Безусловно, такая градация на три кластера условна, поскольку, например, большинство стран с развитыми экономиками являются в значительной мере и производителями, и потребителями, а некоторые, как Норвегия, и ресурсными донорами. В то же время страны с развивающимися экономиками могут зарабатывать на сервисах больше, чем на ресурсах или производстве, как например ОАЭ. Однако об этом я поговорю в другой раз, здесь же есть смысл проследить детали и актуальные последствия экономического обмена рассматриваемых трех основных страновых кластеров.

В первую очередь посмотрим на потоки благ среди трех кластеров. Для этого представим себе эти группы в виде треугольника, где вершиной будут страны-потребители, правым углом — страны-производители, а левым углом — страны-ресурсные доноры.

Из стран-производителей и стран-ресурсных доноров — далее «добытчиков» — наверх, в страны-потребители, течет поток товаров и ресурсов. Одновременно ресурсы из стран-добытчиков текут так же в страны-производители, а обратно — товары и расчетная валютная выручка. Из стран-потребителей в страны-производители и страны-добытчики обратно вниз течет поток расчетной валюты, включая инвестиции, а также технологии, которые покупают страны-производители и страны-добытчики.

Поскольку страны-производители и страны-добытчики не такие богатые, как страны-потребители, они меньше потребляют, больше производят и имеют профицит торгового баланса. Увеличение объема иностранной валюты, полученной за товары, уменьшает относительный объем национальной валюты и увеличивает ее относительную цену, т. е. курс.

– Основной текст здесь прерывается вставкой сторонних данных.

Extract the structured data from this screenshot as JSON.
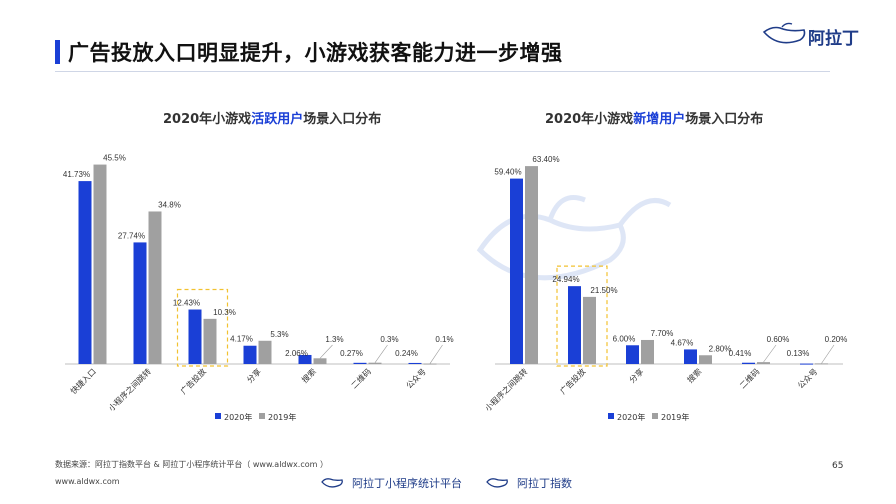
{
  "page": {
    "title": "广告投放入口明显提升，小游戏获客能力进一步增强",
    "logo_text": "阿拉丁",
    "page_number": "65",
    "source": "数据来源：阿拉丁指数平台 & 阿拉丁小程序统计平台（ www.aldwx.com ）",
    "site": "www.aldwx.com",
    "footer_brands": [
      "阿拉丁小程序统计平台",
      "阿拉丁指数"
    ],
    "watermark_icon": "aladdin-lamp-icon",
    "colors": {
      "accent": "#1a3fd6",
      "series_2020": "#1a3fd6",
      "series_2019": "#a0a0a0",
      "highlight_box": "#f2c230"
    }
  },
  "chart_data": [
    {
      "type": "bar",
      "title_prefix": "2020年小游戏",
      "title_highlight": "活跃用户",
      "title_suffix": "场景入口分布",
      "categories": [
        "快捷入口",
        "小程序之间跳转",
        "广告投放",
        "分享",
        "搜索",
        "二维码",
        "公众号"
      ],
      "series": [
        {
          "name": "2020年",
          "values": [
            41.73,
            27.74,
            12.43,
            4.17,
            2.06,
            0.27,
            0.24
          ],
          "labels": [
            "41.73%",
            "27.74%",
            "12.43%",
            "4.17%",
            "2.06%",
            "0.27%",
            "0.24%"
          ]
        },
        {
          "name": "2019年",
          "values": [
            45.5,
            34.8,
            10.3,
            5.3,
            1.3,
            0.3,
            0.1
          ],
          "labels": [
            "45.5%",
            "34.8%",
            "10.3%",
            "5.3%",
            "1.3%",
            "0.3%",
            "0.1%"
          ]
        }
      ],
      "highlight_category": "广告投放",
      "ylim": [
        0,
        47
      ],
      "legend": "bottom"
    },
    {
      "type": "bar",
      "title_prefix": "2020年小游戏",
      "title_highlight": "新增用户",
      "title_suffix": "场景入口分布",
      "categories": [
        "小程序之间跳转",
        "广告投放",
        "分享",
        "搜索",
        "二维码",
        "公众号"
      ],
      "series": [
        {
          "name": "2020年",
          "values": [
            59.4,
            24.94,
            6.0,
            4.67,
            0.41,
            0.13
          ],
          "labels": [
            "59.40%",
            "24.94%",
            "6.00%",
            "4.67%",
            "0.41%",
            "0.13%"
          ]
        },
        {
          "name": "2019年",
          "values": [
            63.4,
            21.5,
            7.7,
            2.8,
            0.6,
            0.2
          ],
          "labels": [
            "63.40%",
            "21.50%",
            "7.70%",
            "2.80%",
            "0.60%",
            "0.20%"
          ]
        }
      ],
      "highlight_category": "广告投放",
      "ylim": [
        0,
        66
      ],
      "legend": "bottom"
    }
  ]
}
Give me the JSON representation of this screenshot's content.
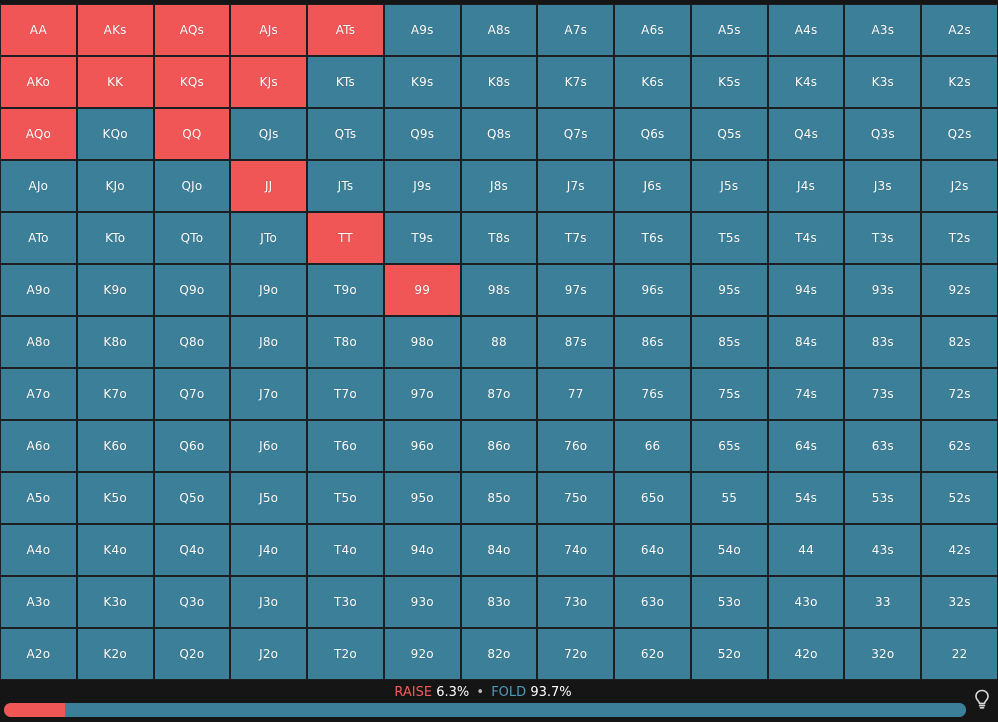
{
  "colors": {
    "raise": "#f05656",
    "fold": "#3c7f98",
    "background": "#151515"
  },
  "hands": [
    [
      "AA",
      "AKs",
      "AQs",
      "AJs",
      "ATs",
      "A9s",
      "A8s",
      "A7s",
      "A6s",
      "A5s",
      "A4s",
      "A3s",
      "A2s"
    ],
    [
      "AKo",
      "KK",
      "KQs",
      "KJs",
      "KTs",
      "K9s",
      "K8s",
      "K7s",
      "K6s",
      "K5s",
      "K4s",
      "K3s",
      "K2s"
    ],
    [
      "AQo",
      "KQo",
      "QQ",
      "QJs",
      "QTs",
      "Q9s",
      "Q8s",
      "Q7s",
      "Q6s",
      "Q5s",
      "Q4s",
      "Q3s",
      "Q2s"
    ],
    [
      "AJo",
      "KJo",
      "QJo",
      "JJ",
      "JTs",
      "J9s",
      "J8s",
      "J7s",
      "J6s",
      "J5s",
      "J4s",
      "J3s",
      "J2s"
    ],
    [
      "ATo",
      "KTo",
      "QTo",
      "JTo",
      "TT",
      "T9s",
      "T8s",
      "T7s",
      "T6s",
      "T5s",
      "T4s",
      "T3s",
      "T2s"
    ],
    [
      "A9o",
      "K9o",
      "Q9o",
      "J9o",
      "T9o",
      "99",
      "98s",
      "97s",
      "96s",
      "95s",
      "94s",
      "93s",
      "92s"
    ],
    [
      "A8o",
      "K8o",
      "Q8o",
      "J8o",
      "T8o",
      "98o",
      "88",
      "87s",
      "86s",
      "85s",
      "84s",
      "83s",
      "82s"
    ],
    [
      "A7o",
      "K7o",
      "Q7o",
      "J7o",
      "T7o",
      "97o",
      "87o",
      "77",
      "76s",
      "75s",
      "74s",
      "73s",
      "72s"
    ],
    [
      "A6o",
      "K6o",
      "Q6o",
      "J6o",
      "T6o",
      "96o",
      "86o",
      "76o",
      "66",
      "65s",
      "64s",
      "63s",
      "62s"
    ],
    [
      "A5o",
      "K5o",
      "Q5o",
      "J5o",
      "T5o",
      "95o",
      "85o",
      "75o",
      "65o",
      "55",
      "54s",
      "53s",
      "52s"
    ],
    [
      "A4o",
      "K4o",
      "Q4o",
      "J4o",
      "T4o",
      "94o",
      "84o",
      "74o",
      "64o",
      "54o",
      "44",
      "43s",
      "42s"
    ],
    [
      "A3o",
      "K3o",
      "Q3o",
      "J3o",
      "T3o",
      "93o",
      "83o",
      "73o",
      "63o",
      "53o",
      "43o",
      "33",
      "32s"
    ],
    [
      "A2o",
      "K2o",
      "Q2o",
      "J2o",
      "T2o",
      "92o",
      "82o",
      "72o",
      "62o",
      "52o",
      "42o",
      "32o",
      "22"
    ]
  ],
  "raise_hands": [
    "AA",
    "AKs",
    "AQs",
    "AJs",
    "ATs",
    "AKo",
    "KK",
    "KQs",
    "KJs",
    "AQo",
    "QQ",
    "JJ",
    "TT",
    "99"
  ],
  "summary": {
    "raise_label": "RAISE",
    "raise_pct": "6.3%",
    "separator": "•",
    "fold_label": "FOLD",
    "fold_pct": "93.7%",
    "raise_fraction": 0.063
  },
  "hint_icon": "lightbulb-icon"
}
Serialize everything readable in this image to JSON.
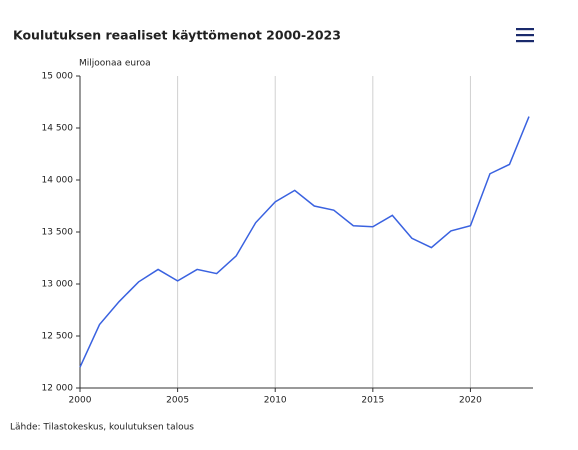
{
  "chart_data": {
    "type": "line",
    "title": "Koulutuksen reaaliset käyttömenot 2000-2023",
    "y_label": "Miljoonaa euroa",
    "source": "Lähde: Tilastokeskus, koulutuksen talous",
    "x": [
      2000,
      2001,
      2002,
      2003,
      2004,
      2005,
      2006,
      2007,
      2008,
      2009,
      2010,
      2011,
      2012,
      2013,
      2014,
      2015,
      2016,
      2017,
      2018,
      2019,
      2020,
      2021,
      2022,
      2023
    ],
    "series": [
      {
        "color": "#3a62e0",
        "values": [
          12200,
          12610,
          12830,
          13020,
          13140,
          13030,
          13140,
          13100,
          13270,
          13590,
          13790,
          13900,
          13750,
          13710,
          13560,
          13550,
          13660,
          13440,
          13350,
          13510,
          13560,
          14060,
          14150,
          14610
        ]
      }
    ],
    "xlim": [
      2000,
      2023
    ],
    "xticks": [
      2000,
      2005,
      2010,
      2015,
      2020
    ],
    "ylim": [
      12000,
      15000
    ],
    "yticks": [
      {
        "value": 12000,
        "label": "12 000"
      },
      {
        "value": 12500,
        "label": "12 500"
      },
      {
        "value": 13000,
        "label": "13 000"
      },
      {
        "value": 13500,
        "label": "13 500"
      },
      {
        "value": 14000,
        "label": "14 000"
      },
      {
        "value": 14500,
        "label": "14 500"
      },
      {
        "value": 15000,
        "label": "15 000"
      }
    ],
    "grid": "x"
  }
}
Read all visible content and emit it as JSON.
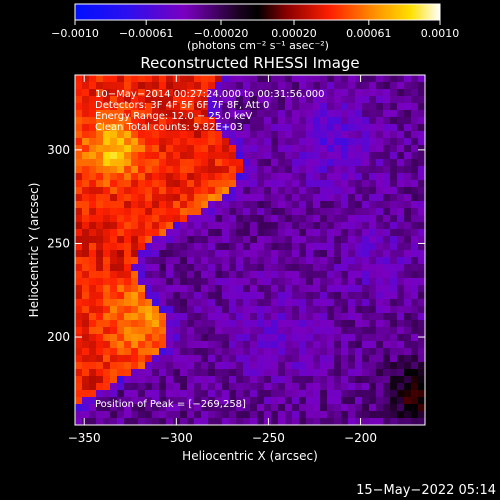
{
  "chart_data": {
    "type": "heatmap",
    "title": "Reconstructed RHESSI Image",
    "xlabel": "Heliocentric X (arcsec)",
    "ylabel": "Heliocentric Y (arcsec)",
    "xlim": [
      -355,
      -165
    ],
    "ylim": [
      153,
      340
    ],
    "x_ticks": [
      -350,
      -300,
      -250,
      -200
    ],
    "x_tick_labels": [
      "−350",
      "−300",
      "−250",
      "−200"
    ],
    "y_ticks": [
      200,
      250,
      300
    ],
    "y_tick_labels": [
      "200",
      "250",
      "300"
    ],
    "colorbar": {
      "range": [
        -0.001,
        0.001
      ],
      "ticks": [
        -0.001,
        -0.00061,
        -0.0002,
        0.0002,
        0.00061,
        0.001
      ],
      "tick_labels": [
        "−0.0010",
        "−0.00061",
        "−0.00020",
        "0.00020",
        "0.00061",
        "0.0010"
      ],
      "label": "(photons cm⁻² s⁻¹ asec⁻²)"
    },
    "annotations": {
      "time": "10−May−2014 00:27:24.000 to 00:31:56.000",
      "detectors": "Detectors: 3F 4F 5F 6F 7F 8F, Att 0",
      "energy": "Energy Range: 12.0 − 25.0 keV",
      "clean": "Clean     Total counts: 9.82E+03",
      "peak": "Position of Peak = [−269,258]"
    },
    "peak": [
      -269,
      258
    ],
    "timestamp": "15−May−2022 05:14"
  }
}
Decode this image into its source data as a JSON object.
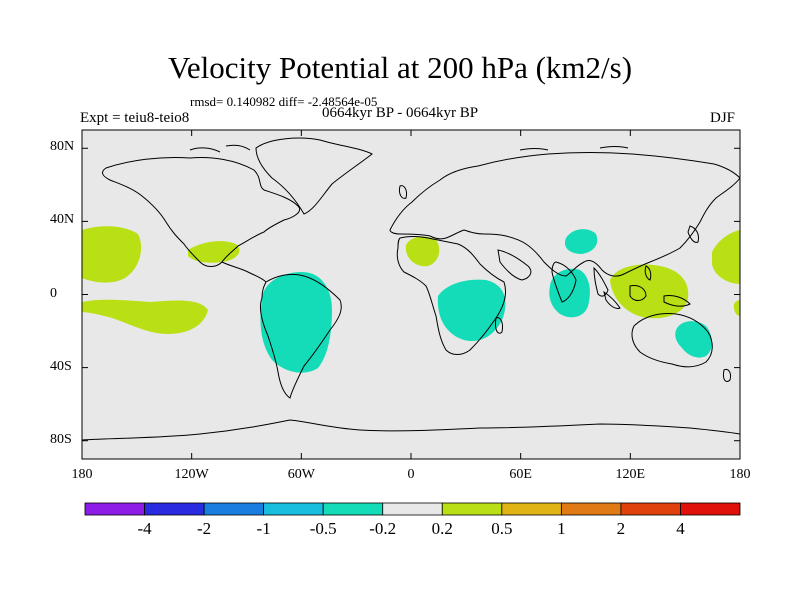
{
  "title": "Velocity Potential at 200 hPa (km2/s)",
  "stats_line": "rmsd= 0.140982 diff= -2.48564e-05",
  "experiment_label": "Expt = teiu8-teio8",
  "period_label": "0664kyr BP - 0664kyr BP",
  "season_label": "DJF",
  "map": {
    "lat_labels": [
      "80N",
      "40N",
      "0",
      "40S",
      "80S"
    ],
    "lat_values": [
      80,
      40,
      0,
      -40,
      -80
    ],
    "lon_labels": [
      "180",
      "120W",
      "60W",
      "0",
      "60E",
      "120E",
      "180"
    ],
    "lon_values": [
      -180,
      -120,
      -60,
      0,
      60,
      120,
      180
    ],
    "background_color": "#e8e8e8",
    "coast_color": "#000000"
  },
  "colorbar": {
    "labels": [
      "-4",
      "-2",
      "-1",
      "-0.5",
      "-0.2",
      "0.2",
      "0.5",
      "1",
      "2",
      "4"
    ],
    "colors": [
      "#8c1ce6",
      "#2a2ae0",
      "#1a7ee0",
      "#18bede",
      "#14dcb8",
      "#e8e8e8",
      "#b8e014",
      "#e0b414",
      "#e07a14",
      "#e0400a",
      "#e0100a"
    ]
  }
}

Увеличение курса национальной валюты увеличивает себестоимость производимых товаров и добываемых ресурсов, снижает маржинальность, ведет к уменьшению экспортных доходов и, соответственно, снижает конкурентоспособность страны в глобальном производственном кластере.

Для того, чтобы удерживать курс национальной валюты на благоприятных для производства и экспортных доходов уровнях, страны-производители и страны-добытчики создают резервы из приходящей валютной выручки и поддерживают баланс иностранной и национальной валюты в пользу национальной, регулярно расширяя массу национальной валюты и выкупая на нее иностранную валюту со своего рынка. Таким образом иностранной валюты становится меньше, она дорожает, а национальная валюта дешевеет относительно иностранной.

Резервы в иностранной валюте, полученной за экспорт, которые создают страны-производители и страны-добытчики, вкладываются преимущественно в долги стран-потребителей. Такие инструменты рассматриваются как наиболее надёжные инвестиционные объекты в мире, и вот почему.

Вложение резервов стран-производителей и стран-добытчиков в долги стран-потребителей — это способ для производителей и добытчиков прокредитовать спрос у потребителей, а значит обеспечить себе рост производства и экспорта, т.е. собственный доход. Выпуск долга странами-потребителями — способ обеспечить рост своего спроса, а значит увеличить благосостояние, потребление и прочие соответствующие странам-потребителям факторы роста ВВП.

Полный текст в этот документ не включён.